Toni Morrison’s, The Bluest Eye opens with a small narrative from the children’s book, Dick and Jane. The story as we know it makes us assume that Dick and Jane are happy, but Morrison highlights the unhappiness in this “perfect” family. While we all make up this idea in our minds that their world is better, we learn that Dick and Jane are in fact, unhappy. We preconceive the notion that the family that lives in the green and white house are perfect, but Jane is isolated from her family. The story proclaims that the mother is very nice, but when asked to play with Jane, she laughs. When the father is asked to play with Jane, he smiles. The dog runs away from Jane. In an attempt to analyze the situation, Jane is actually in the backwoods.
The story telling throughout the book evokes the story of Dick and Jane and how life is supposed to be. The family remains on the surface, always smiling and always happy. As a child reading the story, one may not question the isolation of Jane. To Pecola however, the story telling evokes a sense of escapism. The fact that Morrison distorts the story with run on sentences and no punctuation, we can assume that ultimately the life of Jane was distorted as well and not as perfect as we think.
Jane’s relationship with her family foreshadows the lack of communication and isolation within the characters in the novel. In the beginning, Claudia states the lack of communication when she says, “Adults do not talk to us…” ( Morrison, 10) “No one speaks to me or asks how I feel.” (Morrison, 11)

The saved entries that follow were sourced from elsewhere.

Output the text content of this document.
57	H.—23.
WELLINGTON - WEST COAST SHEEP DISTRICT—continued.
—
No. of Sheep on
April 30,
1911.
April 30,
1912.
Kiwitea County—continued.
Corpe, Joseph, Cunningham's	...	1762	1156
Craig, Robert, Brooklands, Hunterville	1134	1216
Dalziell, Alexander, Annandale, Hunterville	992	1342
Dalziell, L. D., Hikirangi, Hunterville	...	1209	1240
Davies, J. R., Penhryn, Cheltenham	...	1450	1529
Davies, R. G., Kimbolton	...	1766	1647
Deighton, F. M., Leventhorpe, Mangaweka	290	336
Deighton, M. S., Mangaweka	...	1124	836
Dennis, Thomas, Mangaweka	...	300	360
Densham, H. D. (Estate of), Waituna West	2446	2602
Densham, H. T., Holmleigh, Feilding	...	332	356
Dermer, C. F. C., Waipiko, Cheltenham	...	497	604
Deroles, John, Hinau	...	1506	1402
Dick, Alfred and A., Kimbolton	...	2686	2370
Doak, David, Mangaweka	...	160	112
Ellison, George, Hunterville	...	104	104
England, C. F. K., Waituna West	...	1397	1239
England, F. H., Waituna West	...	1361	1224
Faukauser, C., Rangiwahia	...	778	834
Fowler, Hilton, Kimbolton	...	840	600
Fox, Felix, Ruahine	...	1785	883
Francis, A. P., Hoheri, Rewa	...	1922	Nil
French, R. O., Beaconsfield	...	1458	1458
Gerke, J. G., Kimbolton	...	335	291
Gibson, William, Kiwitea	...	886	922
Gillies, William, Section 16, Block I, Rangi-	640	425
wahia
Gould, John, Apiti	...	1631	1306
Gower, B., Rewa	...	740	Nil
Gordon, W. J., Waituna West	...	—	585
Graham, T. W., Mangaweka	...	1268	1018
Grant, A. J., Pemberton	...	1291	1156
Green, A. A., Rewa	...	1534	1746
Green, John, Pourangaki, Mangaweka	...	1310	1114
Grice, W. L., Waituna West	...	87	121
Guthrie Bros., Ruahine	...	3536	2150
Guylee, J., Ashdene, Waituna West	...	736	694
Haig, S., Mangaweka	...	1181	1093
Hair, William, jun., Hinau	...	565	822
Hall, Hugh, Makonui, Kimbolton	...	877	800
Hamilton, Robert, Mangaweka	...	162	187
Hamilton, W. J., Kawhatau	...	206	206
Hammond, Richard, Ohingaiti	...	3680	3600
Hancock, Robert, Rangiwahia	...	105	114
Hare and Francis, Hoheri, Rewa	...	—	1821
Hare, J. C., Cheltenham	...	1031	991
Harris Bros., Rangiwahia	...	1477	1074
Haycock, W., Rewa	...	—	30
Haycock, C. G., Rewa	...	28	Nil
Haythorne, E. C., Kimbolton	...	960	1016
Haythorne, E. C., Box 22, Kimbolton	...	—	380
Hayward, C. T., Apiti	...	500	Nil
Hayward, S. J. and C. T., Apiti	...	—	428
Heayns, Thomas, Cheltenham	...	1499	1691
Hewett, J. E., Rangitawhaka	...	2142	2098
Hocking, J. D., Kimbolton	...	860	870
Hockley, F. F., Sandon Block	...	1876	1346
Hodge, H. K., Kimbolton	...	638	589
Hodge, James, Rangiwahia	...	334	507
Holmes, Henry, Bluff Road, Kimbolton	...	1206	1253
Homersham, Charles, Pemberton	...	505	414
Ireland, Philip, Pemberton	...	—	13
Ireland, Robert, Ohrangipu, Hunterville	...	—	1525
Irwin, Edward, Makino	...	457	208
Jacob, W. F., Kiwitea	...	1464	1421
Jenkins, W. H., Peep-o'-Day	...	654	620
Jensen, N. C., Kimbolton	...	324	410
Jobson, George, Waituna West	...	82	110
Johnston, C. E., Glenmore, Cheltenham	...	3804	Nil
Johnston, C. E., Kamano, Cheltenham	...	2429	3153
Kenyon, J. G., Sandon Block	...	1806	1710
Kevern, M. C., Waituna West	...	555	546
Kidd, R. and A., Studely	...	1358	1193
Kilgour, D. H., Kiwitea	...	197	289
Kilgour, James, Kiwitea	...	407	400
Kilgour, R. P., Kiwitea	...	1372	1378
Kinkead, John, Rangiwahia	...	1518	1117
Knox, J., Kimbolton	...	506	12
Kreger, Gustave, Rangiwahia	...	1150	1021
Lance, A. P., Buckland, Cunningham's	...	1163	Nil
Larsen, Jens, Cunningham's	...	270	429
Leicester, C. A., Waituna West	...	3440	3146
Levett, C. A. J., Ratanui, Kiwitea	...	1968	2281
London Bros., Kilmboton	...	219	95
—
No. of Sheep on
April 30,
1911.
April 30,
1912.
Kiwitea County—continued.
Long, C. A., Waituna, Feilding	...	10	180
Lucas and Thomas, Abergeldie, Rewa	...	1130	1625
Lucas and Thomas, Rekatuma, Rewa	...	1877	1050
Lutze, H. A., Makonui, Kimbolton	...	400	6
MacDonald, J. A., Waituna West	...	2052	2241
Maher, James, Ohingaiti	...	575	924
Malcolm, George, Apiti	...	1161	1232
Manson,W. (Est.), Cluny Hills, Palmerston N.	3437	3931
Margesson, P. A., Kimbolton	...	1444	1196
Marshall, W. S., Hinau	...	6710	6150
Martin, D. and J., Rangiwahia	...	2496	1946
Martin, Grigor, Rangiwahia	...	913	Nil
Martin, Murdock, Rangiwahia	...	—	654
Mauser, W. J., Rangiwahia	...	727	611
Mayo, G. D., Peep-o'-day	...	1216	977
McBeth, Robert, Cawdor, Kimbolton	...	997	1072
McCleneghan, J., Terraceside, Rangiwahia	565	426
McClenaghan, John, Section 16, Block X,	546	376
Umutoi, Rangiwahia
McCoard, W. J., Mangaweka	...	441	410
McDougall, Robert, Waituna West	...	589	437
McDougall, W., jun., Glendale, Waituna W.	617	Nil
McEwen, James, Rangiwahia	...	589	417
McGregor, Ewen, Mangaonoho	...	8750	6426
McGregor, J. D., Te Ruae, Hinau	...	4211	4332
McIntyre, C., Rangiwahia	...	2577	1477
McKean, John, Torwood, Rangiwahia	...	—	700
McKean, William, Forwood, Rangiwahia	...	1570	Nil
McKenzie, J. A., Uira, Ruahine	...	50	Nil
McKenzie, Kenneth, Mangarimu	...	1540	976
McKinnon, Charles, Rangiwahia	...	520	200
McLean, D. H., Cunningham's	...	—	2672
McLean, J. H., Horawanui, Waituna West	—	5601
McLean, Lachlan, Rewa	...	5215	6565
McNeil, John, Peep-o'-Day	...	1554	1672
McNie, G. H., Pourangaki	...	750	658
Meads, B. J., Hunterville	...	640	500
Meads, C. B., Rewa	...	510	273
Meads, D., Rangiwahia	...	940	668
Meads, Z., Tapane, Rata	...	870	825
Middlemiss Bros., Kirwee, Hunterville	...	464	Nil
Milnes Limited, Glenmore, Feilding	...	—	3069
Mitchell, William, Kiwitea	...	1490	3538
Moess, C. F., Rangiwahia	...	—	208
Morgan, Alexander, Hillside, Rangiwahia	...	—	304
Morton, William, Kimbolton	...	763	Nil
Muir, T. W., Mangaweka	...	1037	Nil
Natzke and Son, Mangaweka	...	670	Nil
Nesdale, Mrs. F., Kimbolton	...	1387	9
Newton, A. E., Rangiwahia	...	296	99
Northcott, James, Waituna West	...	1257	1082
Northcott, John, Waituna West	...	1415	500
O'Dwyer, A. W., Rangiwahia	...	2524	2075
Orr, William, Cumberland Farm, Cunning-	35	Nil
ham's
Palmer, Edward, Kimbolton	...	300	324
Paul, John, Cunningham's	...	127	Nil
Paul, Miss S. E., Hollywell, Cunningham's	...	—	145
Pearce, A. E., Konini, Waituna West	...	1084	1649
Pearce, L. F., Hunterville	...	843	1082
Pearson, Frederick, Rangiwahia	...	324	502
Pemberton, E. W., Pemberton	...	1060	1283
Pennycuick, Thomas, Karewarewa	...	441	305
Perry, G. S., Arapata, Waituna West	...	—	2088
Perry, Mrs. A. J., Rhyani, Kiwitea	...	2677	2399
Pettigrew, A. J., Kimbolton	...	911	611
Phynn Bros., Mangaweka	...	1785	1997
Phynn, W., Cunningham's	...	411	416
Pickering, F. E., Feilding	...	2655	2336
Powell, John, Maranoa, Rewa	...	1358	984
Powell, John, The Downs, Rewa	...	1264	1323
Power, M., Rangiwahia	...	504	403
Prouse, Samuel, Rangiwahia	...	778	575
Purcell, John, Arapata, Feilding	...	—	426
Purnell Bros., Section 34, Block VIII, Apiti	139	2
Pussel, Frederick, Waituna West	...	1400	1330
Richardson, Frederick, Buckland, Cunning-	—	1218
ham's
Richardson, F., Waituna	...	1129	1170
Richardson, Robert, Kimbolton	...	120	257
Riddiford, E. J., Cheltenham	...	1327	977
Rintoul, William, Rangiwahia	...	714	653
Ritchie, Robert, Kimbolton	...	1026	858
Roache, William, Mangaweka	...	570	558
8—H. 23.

Claudia sometimes tells the story from a child’s perspective and other times from the perspective of an adult. Pecola is a mysterious character, while we are introduced to her through other characters and the points of view of other characters, never fully knowing how Pecola felt. We do know however that Pecola faced abuse. She was forced further into this fantasy world, which was her only escape against her existence, the things she was forced to see and the way people viewed her. She truly believed that if she was granted blue eyes that would change things. The blue eyes were supposed to symbolize beauty and happiness. It is very common to see white people with blue eyes, providing us with the ideal that white is beautiful and black is not. The characters in the book suffer from racial beauty, insecurity, self hatred and belief in their own ugliness. Pecola is constantly reminded of her ugliness through her family, when the boys make fun of her and light-skinned Maureen, who temporarily befriends her. Maureen is associated with beauty because she is light-skinned. In an attempt to degrade Pecola, Maureen says “I an cute! And you ugly! Black and ugly e mos. I am cute!” (Morrison, 73) We assume that being cute is defined as being white or close to white. In this situation, what society says is beautiful is being replicated. Even though Maureen is black, she is thought to be better because of her skin tone, thus oppressing her own race. This can also be closely associated with the binary of being on top; in order for someone to be on top, someone has to be on the bottom.
While beauty is a very prominent theme in the book, we also learn how some of the other characters struggle with beauty. Cholly was ugly because of his behavior. Mrs. Breedlove handled her ugliness for the articulation of character while Sammy used his as a weapon to cause others pain and Pecola hid behind hers. The conviction of being ugly was self inflicted. The difference between Pecola and Claudia’s family is internalization. While the Breedlove family internalizes their ugliness, Claudia’s family does not fall subjective to society’s standards.
When Pecola moves back with her family after first staying with Claudia’s family because her father burned down the house, we see that Pecola lives quite a difficult life. Her parents have a love-hate relationship and her mother, Pauline is most happy when she is at work, cleaning the home of a white woman. She grows to love the home and despises her own. She referred to the members of the family as being “affectionate, appreciative and generous” (Morrison, 127) The way she cared for the little Fisher girl differed from the lack of affection and tenderness that she provided her own daughter with. This private world put meaning to her life, and she was ashamed of what she had to go home to.
Even though I did not mention all the events that took place in the novel, the main theme of beauty was addressed. This novel provides many ways in which the black community internalizes beauty in a white society. Many characters in the story share the conviction of being ugly but Claudia remains carefree and she imagines Pecola’s child to be beautiful in its blackness.